A second program supports the Cottrell Scholars Collaborative, a newly formed scientific community composed of recipients of the renowned Cottrell Scholar Award. Those Awards have been presented annually since 1994 by Research Corporation for Science Advancement, to honor outstanding early career scientists in the physical sciences (astronomy, chemistry, and physics) for leadership in integrating research and science teaching at leading U.S. research universities.

The Collaborative brings these highly competitive award-winning scientists together in an ongoing community to collaborate on ideas that will advance the role of scientist-educators: a pressing priority for a nation that seeks to perpetuate its extraordinary history of scientific preeminence in the face of ever-increasing global competition.

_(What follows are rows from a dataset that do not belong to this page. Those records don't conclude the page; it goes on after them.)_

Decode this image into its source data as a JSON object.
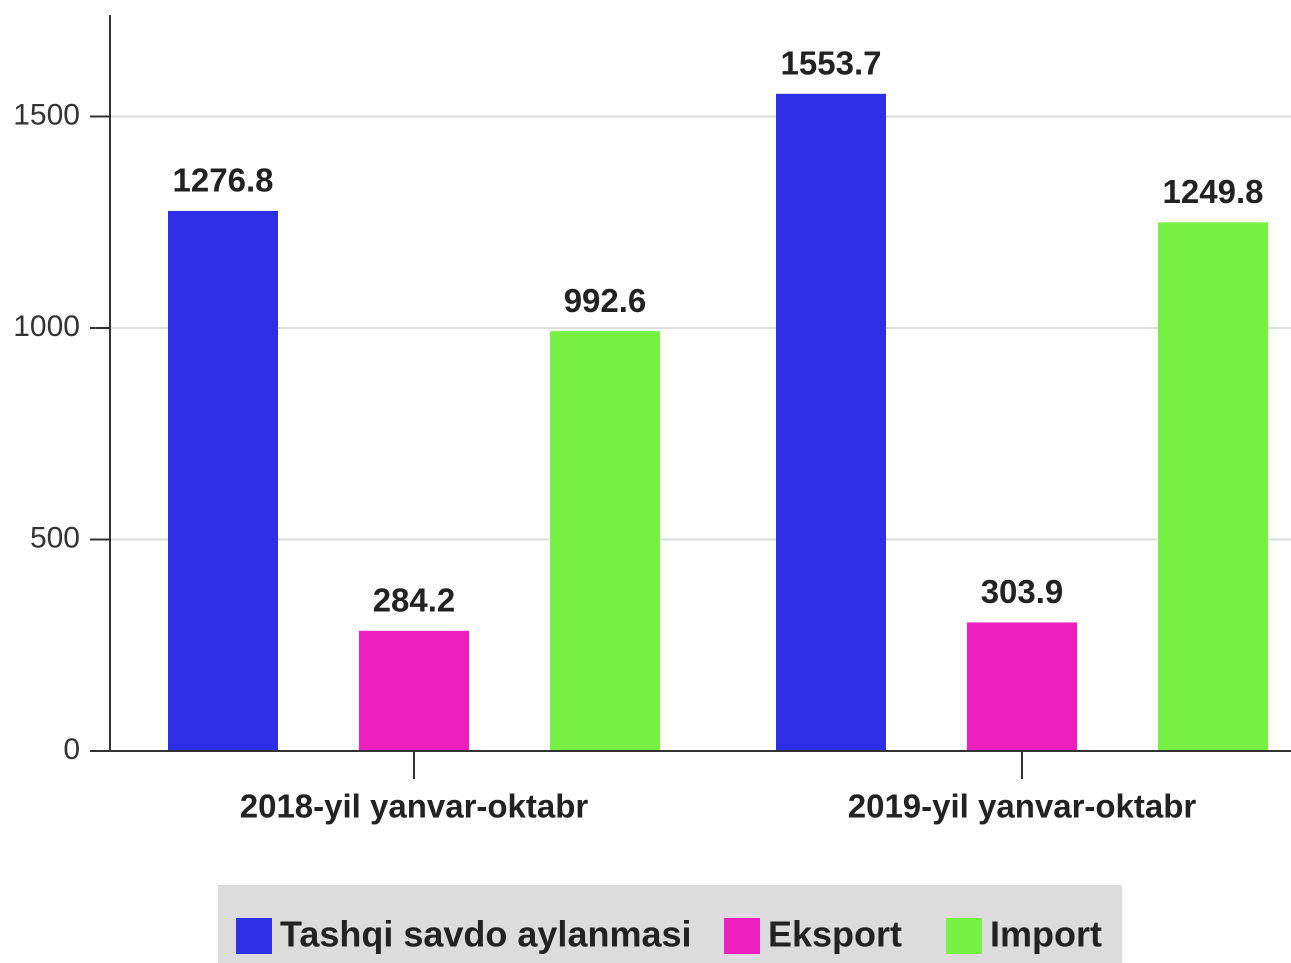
{
  "chart_data": {
    "type": "bar",
    "categories": [
      "2018-yil yanvar-oktabr",
      "2019-yil yanvar-oktabr"
    ],
    "series": [
      {
        "name": "Tashqi savdo aylanmasi",
        "color": "#2f2fe8",
        "values": [
          1276.8,
          1553.7
        ]
      },
      {
        "name": "Eksport",
        "color": "#ee1fbf",
        "values": [
          284.2,
          303.9
        ]
      },
      {
        "name": "Import",
        "color": "#77f244",
        "values": [
          992.6,
          1249.8
        ]
      }
    ],
    "ylim": [
      0,
      1740
    ],
    "yticks": [
      0,
      500,
      1000,
      1500
    ],
    "grid": true,
    "legend": "bottom"
  }
}
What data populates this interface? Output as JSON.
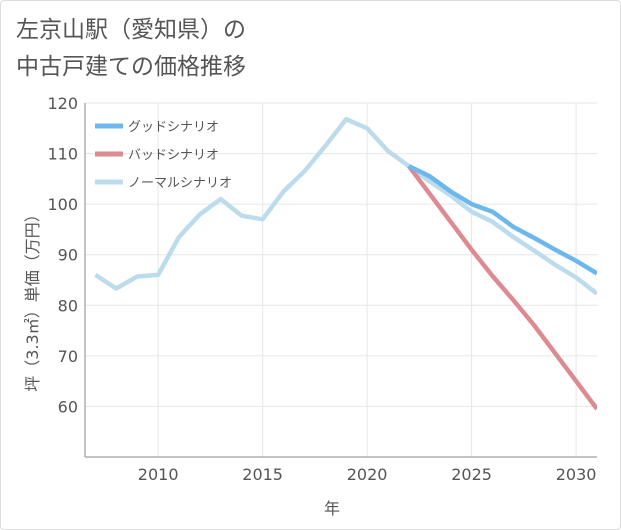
{
  "title_lines": [
    "左京山駅（愛知県）の",
    "中古戸建ての価格推移"
  ],
  "chart_data": {
    "type": "line",
    "title": "左京山駅（愛知県）の中古戸建ての価格推移",
    "xlabel": "年",
    "ylabel": "坪（3.3㎡）単価（万円）",
    "xlim": [
      2006.5,
      2031
    ],
    "ylim": [
      50,
      120
    ],
    "xticks": [
      "2010",
      "2015",
      "2020",
      "2025",
      "2030"
    ],
    "yticks": [
      "60",
      "70",
      "80",
      "90",
      "100",
      "110",
      "120"
    ],
    "legend_position": "top-left",
    "series": [
      {
        "name": "グッドシナリオ",
        "color": "#6cb8ee",
        "x": [
          2022,
          2023,
          2024,
          2025,
          2026,
          2027,
          2028,
          2029,
          2030,
          2031
        ],
        "y": [
          107.5,
          105.5,
          102.5,
          100,
          98.5,
          95.5,
          93.3,
          91,
          88.8,
          86.3
        ]
      },
      {
        "name": "バッドシナリオ",
        "color": "#dd8a91",
        "x": [
          2022,
          2023,
          2024,
          2025,
          2026,
          2027,
          2028,
          2029,
          2030,
          2031
        ],
        "y": [
          107.5,
          102,
          96.5,
          91,
          85.8,
          81,
          76,
          70.5,
          65,
          59.5
        ]
      },
      {
        "name": "ノーマルシナリオ",
        "color": "#bcdcec",
        "x": [
          2007,
          2008,
          2009,
          2010,
          2011,
          2012,
          2013,
          2014,
          2015,
          2016,
          2017,
          2018,
          2019,
          2020,
          2021,
          2022,
          2023,
          2024,
          2025,
          2026,
          2027,
          2028,
          2029,
          2030,
          2031
        ],
        "y": [
          86,
          83.3,
          85.7,
          86,
          93.5,
          98,
          101,
          97.7,
          97,
          102.5,
          106.5,
          111.5,
          116.8,
          115,
          110.5,
          107.5,
          104.5,
          101.7,
          98.5,
          96.5,
          93.5,
          90.8,
          88,
          85.5,
          82.3
        ]
      }
    ]
  }
}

Because the members of the Collaborative are physical scientists, it will play a vital role in advancing the science and education that are key to such crucial areas of scientific innovation as solar energy, nanotechnology, DNA chemistry and future space exploration, among others. Here again, the emphasis is on collaboration within competition.

Sybil Francis is correct that it's important to understand the true impact of competition and to focus that competition properly. But collaboration within competition is another key concept -- and one that is especially vital as the science and technology required for transformational innovation is more complicated than ever.

James M. Gentile is president and CEO of Research Corporation for Science Advancement, America's second-oldest foundation, and the first devoted wholly to science.